What’s the best pacing strategy for my upcoming marathon?

When it comes to running a marathon, there are three pacing strategy options: Positive pacing, negative pacing, or even pacing.

The most desired pacing strategy amongst most marathon runners is the negative split, or a negative pacing strategy. This means a runner will begin the race at a pace slightly slower than their average marathon pace, and get faster as the race goes on — ideally, finishing the second half of the race faster than the first. Scoring negative splits is a difficult feat because it means having enough gas in the tank in the second half of the race to run faster and stronger than you did in the first. With so many variables that can affect your race — from fueling, to weather conditions, to mental stamina — it’s not guaranteed that you’ll be able to kick things into a higher gear after 13-plus miles on your feet.

Even splits, or an even pacing strategy, means that runners stay pretty consistent throughout the entire race, aiming to run each mile at the same pace, or within 10 to 15 seconds of the previous mile.
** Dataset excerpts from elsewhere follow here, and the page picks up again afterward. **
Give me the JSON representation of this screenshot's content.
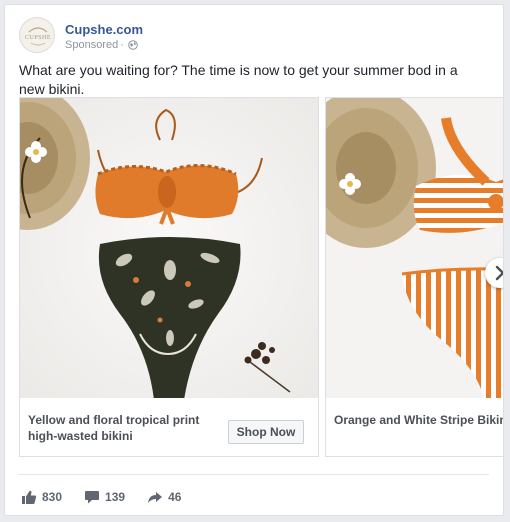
{
  "header": {
    "page_name": "Cupshe.com",
    "sponsored": "Sponsored",
    "separator": "·",
    "avatar_text": "CUPSHE"
  },
  "message": "What are you waiting for? The time is now to get your summer bod in a new bikini.",
  "cards": [
    {
      "title": "Yellow and floral tropical print high-wasted bikini",
      "button": "Shop Now"
    },
    {
      "title": "Orange and White Stripe Bikini with Bowknot"
    }
  ],
  "stats": {
    "likes": "830",
    "comments": "139",
    "shares": "46"
  },
  "colors": {
    "link_blue": "#365899",
    "bikini_orange": "#e0782a",
    "floral_dark": "#2f3326"
  },
  "icons": {
    "next": "chevron-right-icon",
    "like": "thumbs-up-icon",
    "comment": "comment-icon",
    "share": "share-icon",
    "audience": "globe-icon"
  }
}
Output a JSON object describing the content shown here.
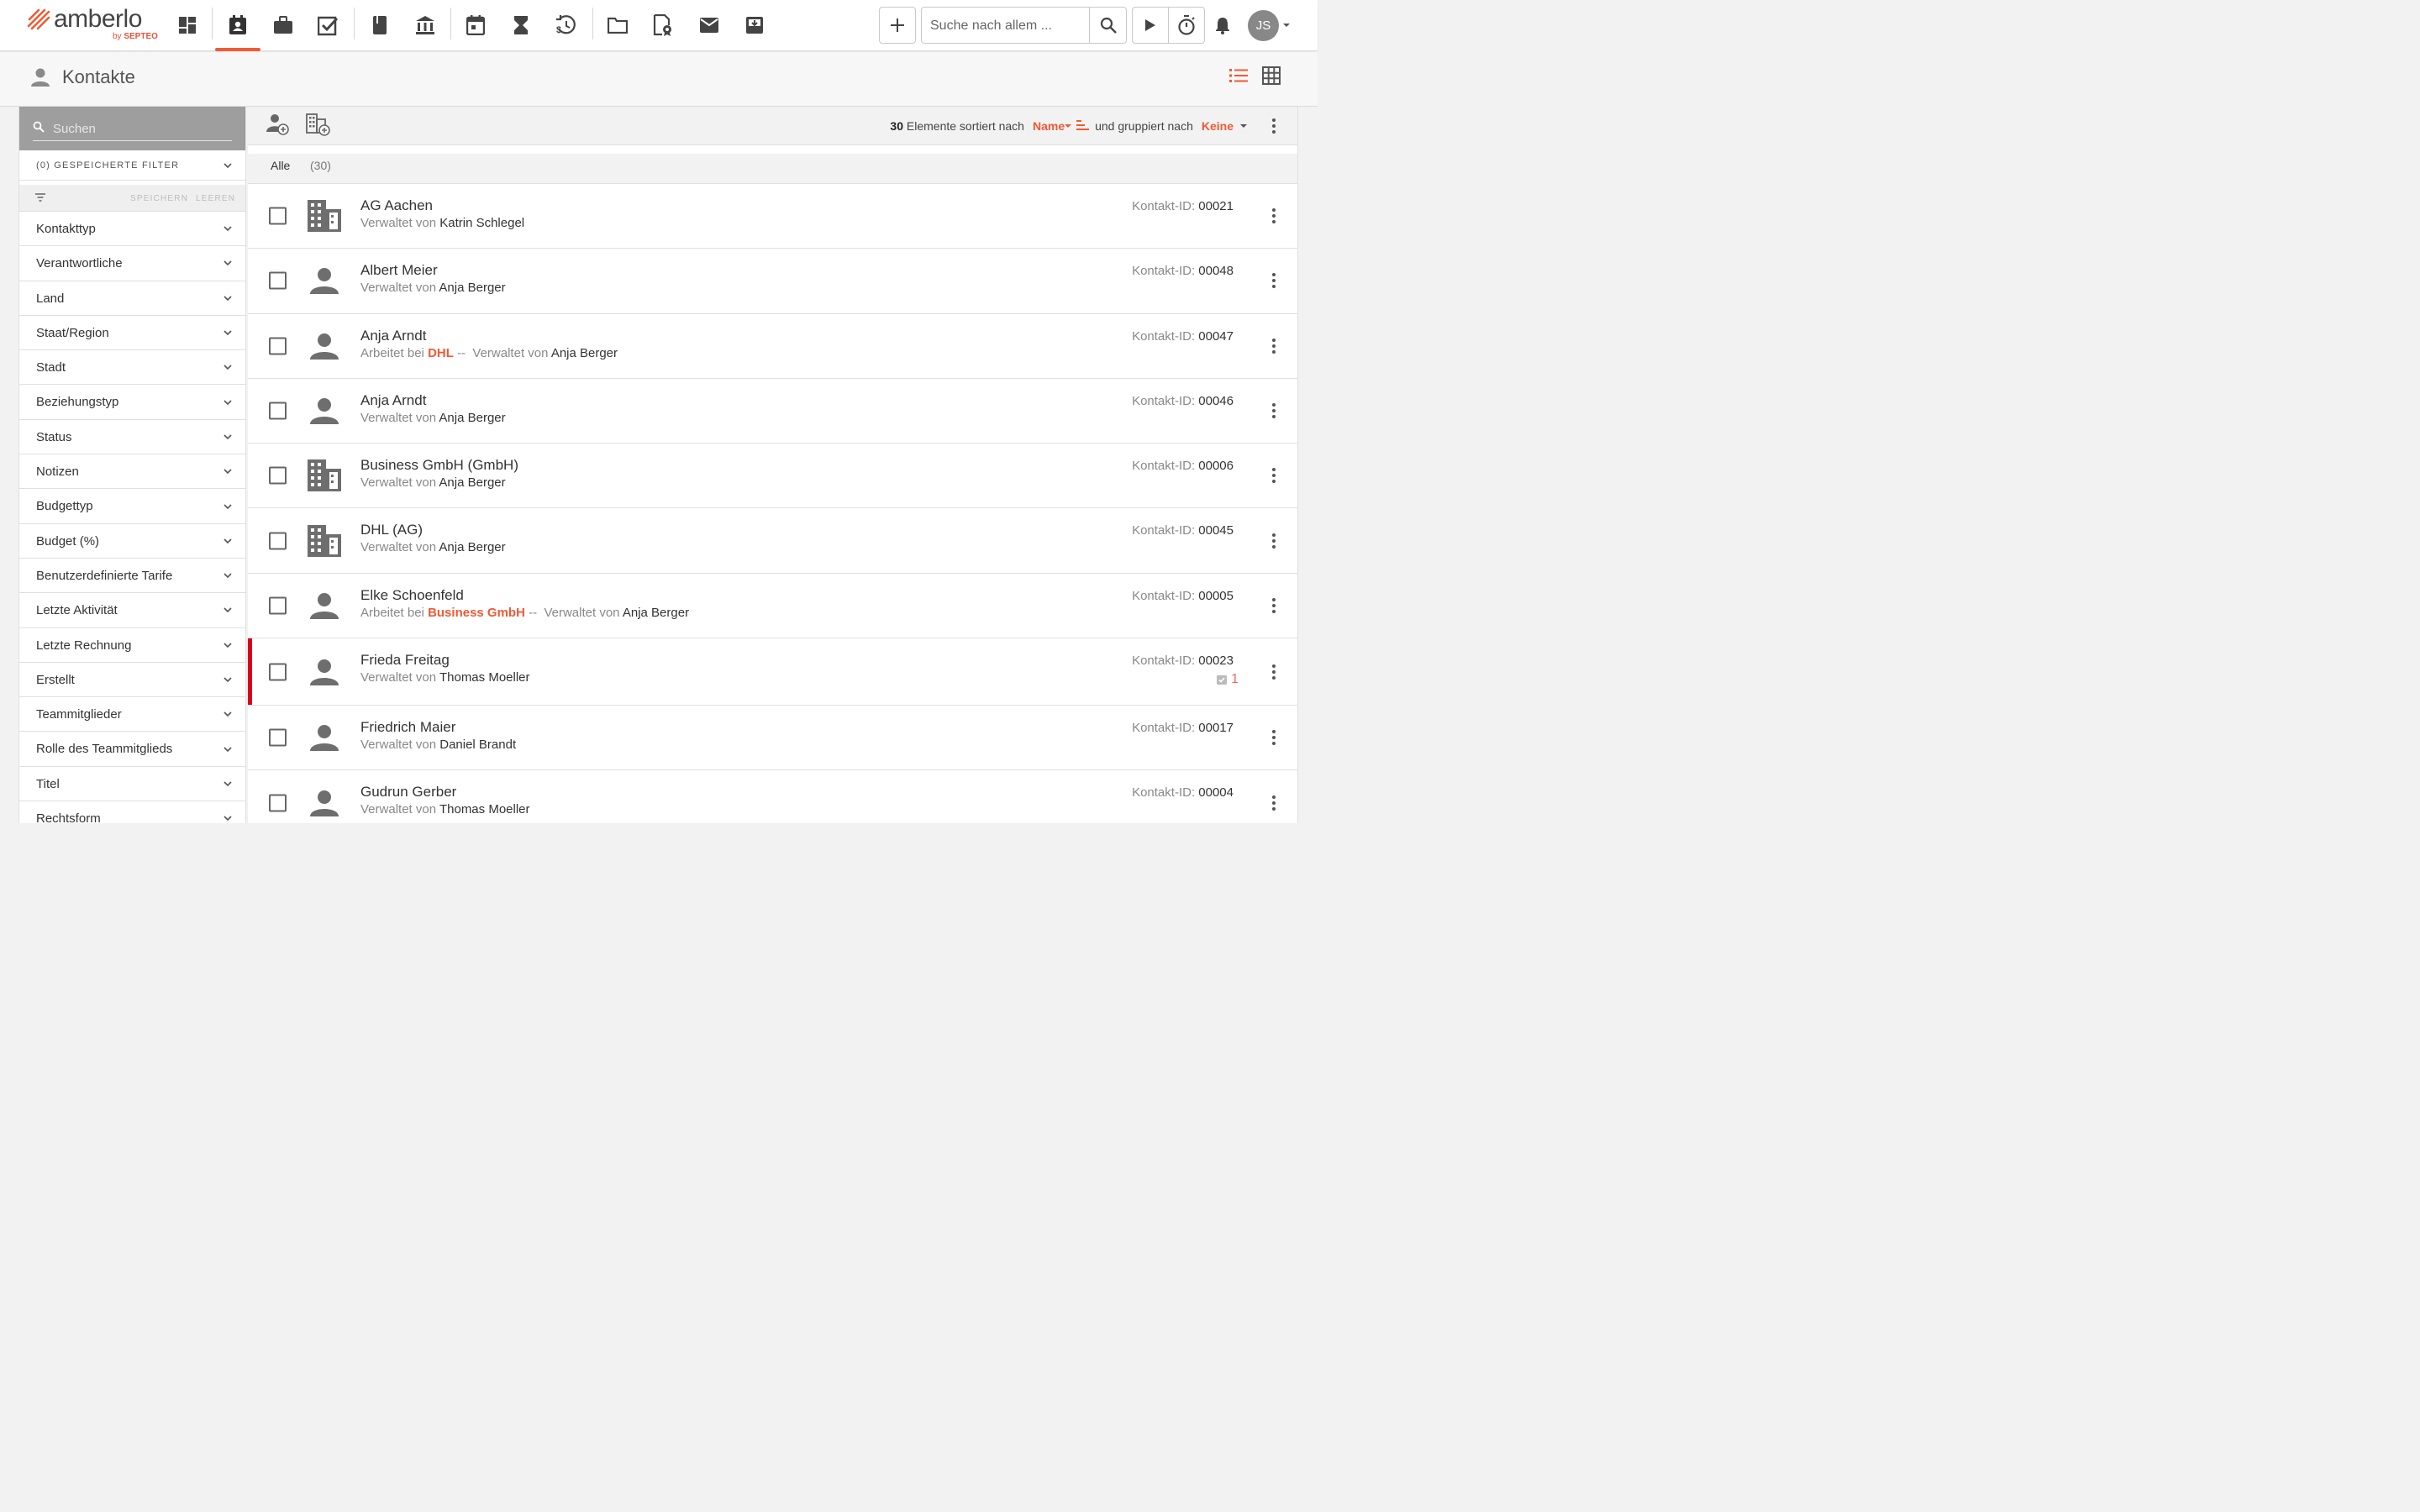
{
  "brand": {
    "name": "amberlo",
    "sub_prefix": "by",
    "sub_brand": "SEPTEO"
  },
  "colors": {
    "accent": "#ef5a35",
    "flag": "#d9001b"
  },
  "topbar": {
    "nav_icons": [
      "dashboard-icon",
      "contacts-icon",
      "briefcase-icon",
      "tasks-icon",
      "book-icon",
      "bank-icon",
      "calendar-icon",
      "hourglass-icon",
      "time-money-icon",
      "folder-icon",
      "document-seal-icon",
      "mail-icon",
      "inbox-icon"
    ],
    "search_placeholder": "Suche nach allem ...",
    "user_initials": "JS"
  },
  "page": {
    "title": "Kontakte"
  },
  "sidebar": {
    "search_placeholder": "Suchen",
    "saved_filter": "(0) GESPEICHERTE FILTER",
    "save_label": "SPEICHERN",
    "clear_label": "LEEREN",
    "filters": [
      "Kontakttyp",
      "Verantwortliche",
      "Land",
      "Staat/Region",
      "Stadt",
      "Beziehungstyp",
      "Status",
      "Notizen",
      "Budgettyp",
      "Budget (%)",
      "Benutzerdefinierte Tarife",
      "Letzte Aktivität",
      "Letzte Rechnung",
      "Erstellt",
      "Teammitglieder",
      "Rolle des Teammitglieds",
      "Titel",
      "Rechtsform"
    ]
  },
  "list": {
    "count": "30",
    "count_text": "Elemente sortiert nach",
    "sort_by": "Name",
    "group_text": "und gruppiert nach",
    "group_by": "Keine",
    "group_label": "Alle",
    "group_count": "(30)",
    "id_label": "Kontakt-ID:",
    "managed_label": "Verwaltet von",
    "works_label": "Arbeitet bei",
    "separator": "--",
    "rows": [
      {
        "type": "company",
        "name": "AG Aachen",
        "employer": "",
        "manager": "Katrin Schlegel",
        "id": "00021"
      },
      {
        "type": "person",
        "name": "Albert Meier",
        "employer": "",
        "manager": "Anja Berger",
        "id": "00048"
      },
      {
        "type": "person",
        "name": "Anja Arndt",
        "employer": "DHL",
        "manager": "Anja Berger",
        "id": "00047"
      },
      {
        "type": "person",
        "name": "Anja Arndt",
        "employer": "",
        "manager": "Anja Berger",
        "id": "00046"
      },
      {
        "type": "company",
        "name": "Business GmbH (GmbH)",
        "employer": "",
        "manager": "Anja Berger",
        "id": "00006"
      },
      {
        "type": "company",
        "name": "DHL (AG)",
        "employer": "",
        "manager": "Anja Berger",
        "id": "00045"
      },
      {
        "type": "person",
        "name": "Elke Schoenfeld",
        "employer": "Business GmbH",
        "manager": "Anja Berger",
        "id": "00005"
      },
      {
        "type": "person",
        "name": "Frieda Freitag",
        "employer": "",
        "manager": "Thomas Moeller",
        "id": "00023",
        "flag": true,
        "tasks": "1"
      },
      {
        "type": "person",
        "name": "Friedrich Maier",
        "employer": "",
        "manager": "Daniel Brandt",
        "id": "00017"
      },
      {
        "type": "person",
        "name": "Gudrun Gerber",
        "employer": "",
        "manager": "Thomas Moeller",
        "id": "00004"
      }
    ]
  }
}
Like negative splits, this “metronome” pacing strategy can be incredibly difficult to pull off, and requires laser-like focus along with a high level of endurance.

Positive pacing, or positive splits, is often perceived as the less desirable of all the pacing strategies. Positive splits are the opposite of negative splits, meaning runners get slower throughout the race, with the second half of the race being slower than the first. This racing strategy is often attributed to a poor pacing strategy overall, with runners starting the race at a faster pace than they can sustain, and slowing down as the race goes on. Many runners “hit the wall” after mile 18 or 20, and struggle through the last 10k of the marathon, citing everything from gastrointestinal issues, muscle spasms and soreness, mental fatigue and exhaustion as the culprit that sabotaged their race.
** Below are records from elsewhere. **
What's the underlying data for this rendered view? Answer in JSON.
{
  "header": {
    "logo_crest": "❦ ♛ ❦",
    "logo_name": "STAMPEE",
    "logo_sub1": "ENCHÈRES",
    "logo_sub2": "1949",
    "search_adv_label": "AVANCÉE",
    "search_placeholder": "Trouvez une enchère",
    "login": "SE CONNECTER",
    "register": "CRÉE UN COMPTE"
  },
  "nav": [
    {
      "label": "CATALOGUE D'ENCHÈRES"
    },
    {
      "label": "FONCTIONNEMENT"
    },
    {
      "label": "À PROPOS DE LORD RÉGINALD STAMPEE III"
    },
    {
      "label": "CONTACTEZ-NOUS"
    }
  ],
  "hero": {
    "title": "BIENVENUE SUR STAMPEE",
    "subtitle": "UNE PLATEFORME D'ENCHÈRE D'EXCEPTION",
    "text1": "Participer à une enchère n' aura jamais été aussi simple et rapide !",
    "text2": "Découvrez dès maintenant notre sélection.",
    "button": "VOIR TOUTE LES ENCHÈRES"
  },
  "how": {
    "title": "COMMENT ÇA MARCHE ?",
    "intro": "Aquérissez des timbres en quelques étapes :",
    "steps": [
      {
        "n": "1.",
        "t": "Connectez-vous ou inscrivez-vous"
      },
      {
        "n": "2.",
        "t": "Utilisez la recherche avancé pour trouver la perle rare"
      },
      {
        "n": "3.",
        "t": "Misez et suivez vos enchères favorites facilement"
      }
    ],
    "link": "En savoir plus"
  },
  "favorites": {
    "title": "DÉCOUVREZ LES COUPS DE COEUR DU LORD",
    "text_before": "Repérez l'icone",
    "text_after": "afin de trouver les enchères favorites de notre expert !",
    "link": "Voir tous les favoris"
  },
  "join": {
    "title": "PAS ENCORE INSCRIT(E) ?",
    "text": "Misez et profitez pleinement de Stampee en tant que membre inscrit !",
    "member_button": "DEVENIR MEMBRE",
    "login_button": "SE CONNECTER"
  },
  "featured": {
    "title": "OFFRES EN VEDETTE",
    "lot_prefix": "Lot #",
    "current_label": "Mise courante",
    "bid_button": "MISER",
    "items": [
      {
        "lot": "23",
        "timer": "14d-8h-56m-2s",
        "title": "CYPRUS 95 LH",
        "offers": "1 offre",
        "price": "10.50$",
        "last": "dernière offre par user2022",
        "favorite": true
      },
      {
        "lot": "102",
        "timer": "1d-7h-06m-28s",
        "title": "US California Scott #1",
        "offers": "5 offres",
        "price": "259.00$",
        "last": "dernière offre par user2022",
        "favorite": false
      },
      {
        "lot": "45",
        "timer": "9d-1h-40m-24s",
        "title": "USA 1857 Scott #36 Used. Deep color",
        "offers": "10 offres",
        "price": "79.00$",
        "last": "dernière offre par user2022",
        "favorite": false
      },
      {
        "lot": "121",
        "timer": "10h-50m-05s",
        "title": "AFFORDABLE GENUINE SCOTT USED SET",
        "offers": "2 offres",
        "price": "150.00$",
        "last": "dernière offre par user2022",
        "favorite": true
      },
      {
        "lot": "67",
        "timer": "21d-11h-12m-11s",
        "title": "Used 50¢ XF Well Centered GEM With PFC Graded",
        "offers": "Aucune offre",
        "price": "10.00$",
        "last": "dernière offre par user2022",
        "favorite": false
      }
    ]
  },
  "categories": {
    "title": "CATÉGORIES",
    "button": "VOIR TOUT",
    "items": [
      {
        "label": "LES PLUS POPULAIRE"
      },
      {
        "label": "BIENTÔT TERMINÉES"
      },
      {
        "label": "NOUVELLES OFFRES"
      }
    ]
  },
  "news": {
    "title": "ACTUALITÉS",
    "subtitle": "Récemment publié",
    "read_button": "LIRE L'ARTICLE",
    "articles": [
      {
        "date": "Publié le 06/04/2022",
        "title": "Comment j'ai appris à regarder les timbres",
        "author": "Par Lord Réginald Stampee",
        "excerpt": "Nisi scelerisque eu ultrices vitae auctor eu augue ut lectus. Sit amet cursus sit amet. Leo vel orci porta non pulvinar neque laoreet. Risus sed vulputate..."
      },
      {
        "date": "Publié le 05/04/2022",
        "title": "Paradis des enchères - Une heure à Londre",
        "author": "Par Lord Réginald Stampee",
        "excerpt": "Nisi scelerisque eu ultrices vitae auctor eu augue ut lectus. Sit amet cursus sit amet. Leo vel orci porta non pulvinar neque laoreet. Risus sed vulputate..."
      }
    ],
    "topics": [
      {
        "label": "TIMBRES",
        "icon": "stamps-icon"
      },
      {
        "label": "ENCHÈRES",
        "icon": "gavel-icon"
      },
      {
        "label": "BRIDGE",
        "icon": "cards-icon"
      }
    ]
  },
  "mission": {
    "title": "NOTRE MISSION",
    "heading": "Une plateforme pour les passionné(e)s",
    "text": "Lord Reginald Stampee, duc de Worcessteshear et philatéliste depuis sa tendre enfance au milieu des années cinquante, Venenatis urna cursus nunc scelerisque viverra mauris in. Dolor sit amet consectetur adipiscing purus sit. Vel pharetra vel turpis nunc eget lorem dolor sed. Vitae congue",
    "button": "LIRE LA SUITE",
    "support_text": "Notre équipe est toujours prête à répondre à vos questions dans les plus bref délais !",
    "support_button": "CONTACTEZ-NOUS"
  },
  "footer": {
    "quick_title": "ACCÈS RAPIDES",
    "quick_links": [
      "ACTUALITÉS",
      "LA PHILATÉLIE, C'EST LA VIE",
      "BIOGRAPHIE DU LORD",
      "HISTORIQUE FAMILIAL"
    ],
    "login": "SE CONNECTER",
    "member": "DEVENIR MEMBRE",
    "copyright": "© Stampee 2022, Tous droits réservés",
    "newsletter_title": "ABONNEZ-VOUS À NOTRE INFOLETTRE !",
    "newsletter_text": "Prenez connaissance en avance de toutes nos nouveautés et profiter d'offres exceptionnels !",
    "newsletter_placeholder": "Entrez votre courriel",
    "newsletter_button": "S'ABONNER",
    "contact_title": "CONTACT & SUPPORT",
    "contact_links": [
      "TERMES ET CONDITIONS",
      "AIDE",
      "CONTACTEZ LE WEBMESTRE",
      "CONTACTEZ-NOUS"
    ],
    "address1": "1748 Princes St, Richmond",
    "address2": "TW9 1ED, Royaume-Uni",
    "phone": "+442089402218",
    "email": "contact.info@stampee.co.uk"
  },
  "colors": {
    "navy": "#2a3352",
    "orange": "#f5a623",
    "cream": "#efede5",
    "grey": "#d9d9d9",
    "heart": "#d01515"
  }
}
Despite positive perceptions about negative-splitting a marathon, and negative perceptions towards positive splits, research shows that for most runners, the best marathon pacing strategy for a goal of a faster race time is to run even splits, or a slightly-positive split race. Recent world records have indicated more even splits are the best race strategy, while other race analyses have found marathoners more often adopt a positive pacing strategy. 

The latter might seem counterintuitive. After all, how can slowing down over the marathon distance lead to a personal record (PR) or personal best (PB)? 

Of course, with most things, there are a couple big caveats.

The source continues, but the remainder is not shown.